Boiling water twice is a no-no for me – there is a change in quality and taste. My life had a certain drabness to it – I now attribute that to consuming poor-quality water for so long without realising.

This could be a whole new thing, couldn't it? Once-boiled water for vitality!

I was going to ask are they living in a log cabin or what in Ohio if the kitchen is so freezingly cold in the mornings they have to warm up the mugs so that they do not immediately chill the coffee but I see the issue is poor insulation.

Maybe they should do something about insulation rather than bicker over 'secondhand water'?

Saturday, March 14th, 2026 12:26 pm
Happy birthday, [personal profile] gwynnega!
Friday, March 13th, 2026 04:11 pm

Or whatever. This is clearly my week for being Grumpy Archivist.

Have been solicited to review article for journal with which I have had a long connection, following a recent backstory I will not go into.

But anyway, I have been asked to review it, and it is definitely Within My Purlieu -

Perhaps too much so, because on opening the document to check that it in fact was, the person sending it having given me no indication of what it was about -

Discovered it was based upon an archive with which I had a significant history.

And no, the fact that there is this beautiful and fairly substantial archive in lovely curated order available to the researcher is a lot less down to the creating body (okay, I will give them points for the stuff actually having survived in fairly good nick) than to the work of archivists over 2-3 decades acquiring the material (in batches as it turned up during office moves and so on), sorting it into some kind of coherent order, and cataloguing it.

A saga which is actually recounted in the online catalogue to the collection, not to mention an article wot I writ about the organisation in question.
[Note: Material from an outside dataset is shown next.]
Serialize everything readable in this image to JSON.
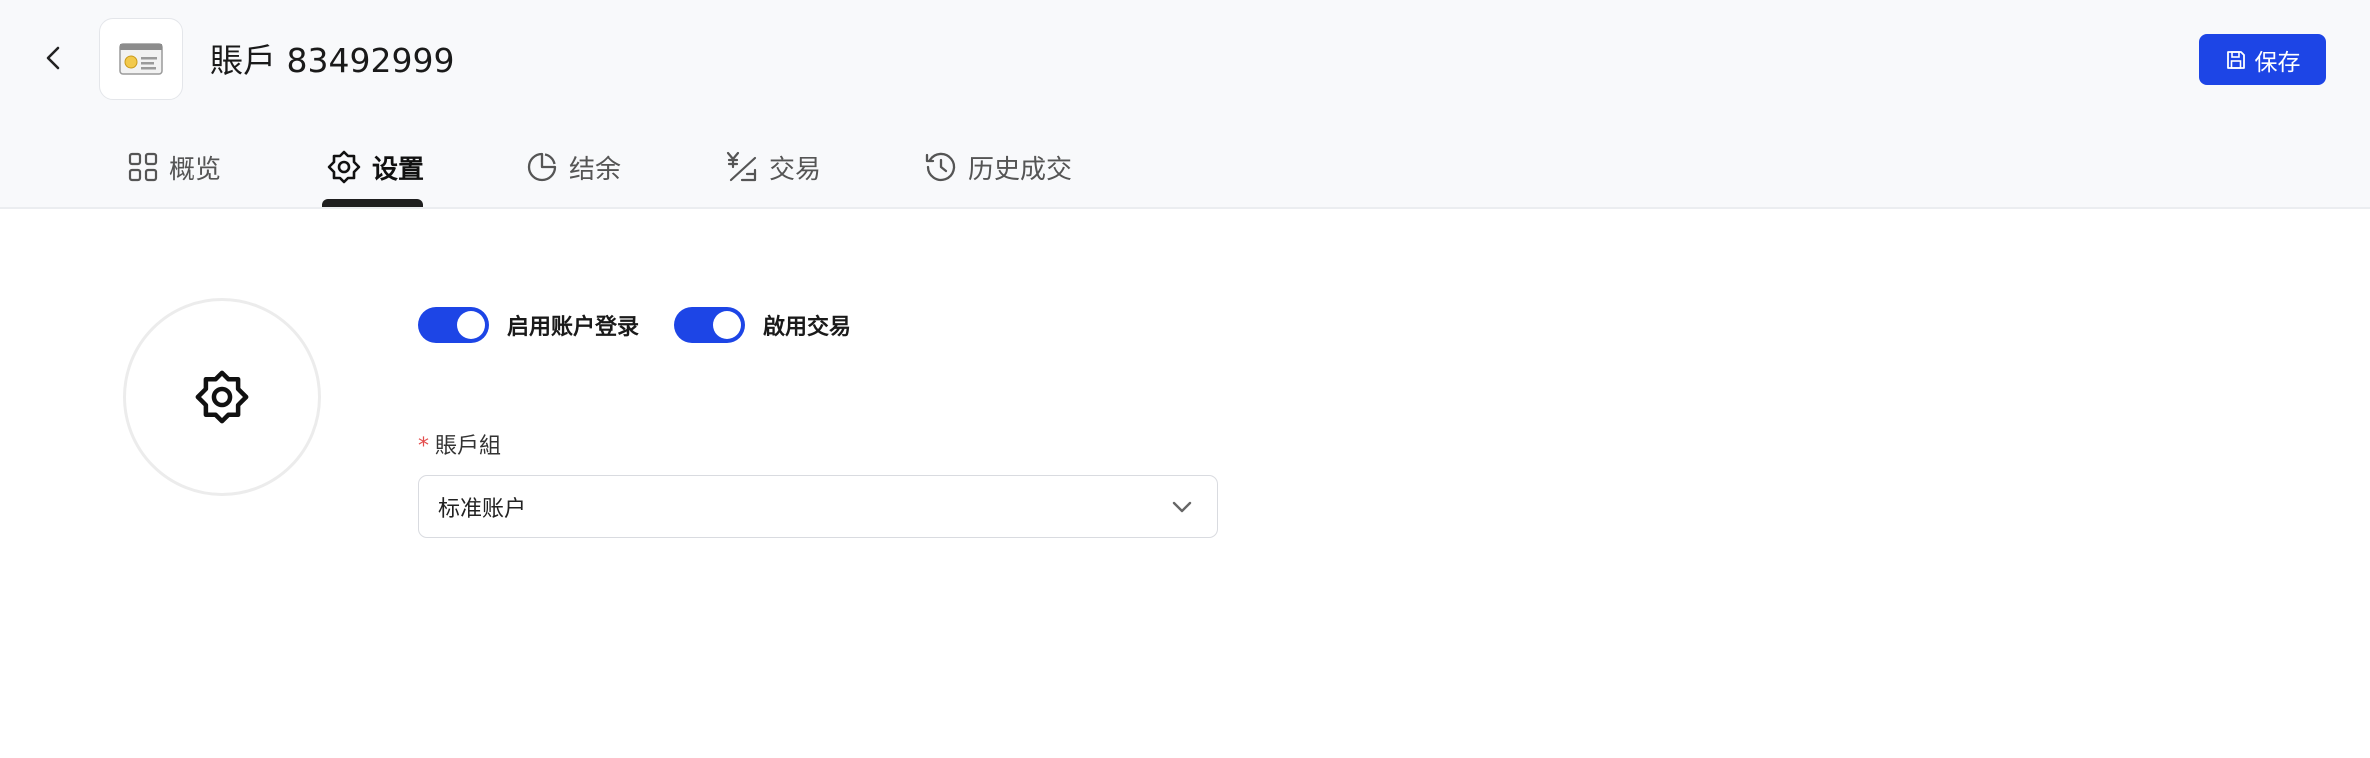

It is actually a pretty cool organisation, compared to some I have had dealings with, but superior archive processing, not really in their skill-set.

Grump. Will try and make tactful point about acknowledging the labour of archivists....

***

We may recall the saga of the tech bro whose sprog did not want the AI teddy he had acquired for her to talk back, and turned the speech facility off, his head around this he could not get -

And this is very creepy, no lessons have been learnt: AI toys for children misread emotions and respond inappropriately, researchers warn:

The parents in the study were interested in the toy's potential to teach language and communication skills.
However, their children frequently struggled to converse with it. Gabbo didn't hear their interruptions, talked over them, could not differentiate between child and adult voices and responded awkwardly to declarations of affection.
When one five-year-old said, "I love you," to the toy, it replied: "As a friendly reminder, please ensure interactions adhere to the guidelines provided. Let me know how you would like to proceed."
The concern is that at a developmental stage where children are learning about social interaction and cues, generative AI output could be confusing.

Well, at least they aren't (yet) brainwashing children into correct societal mores as in Harry Harrison's 'I Always Do What Teddy Says'.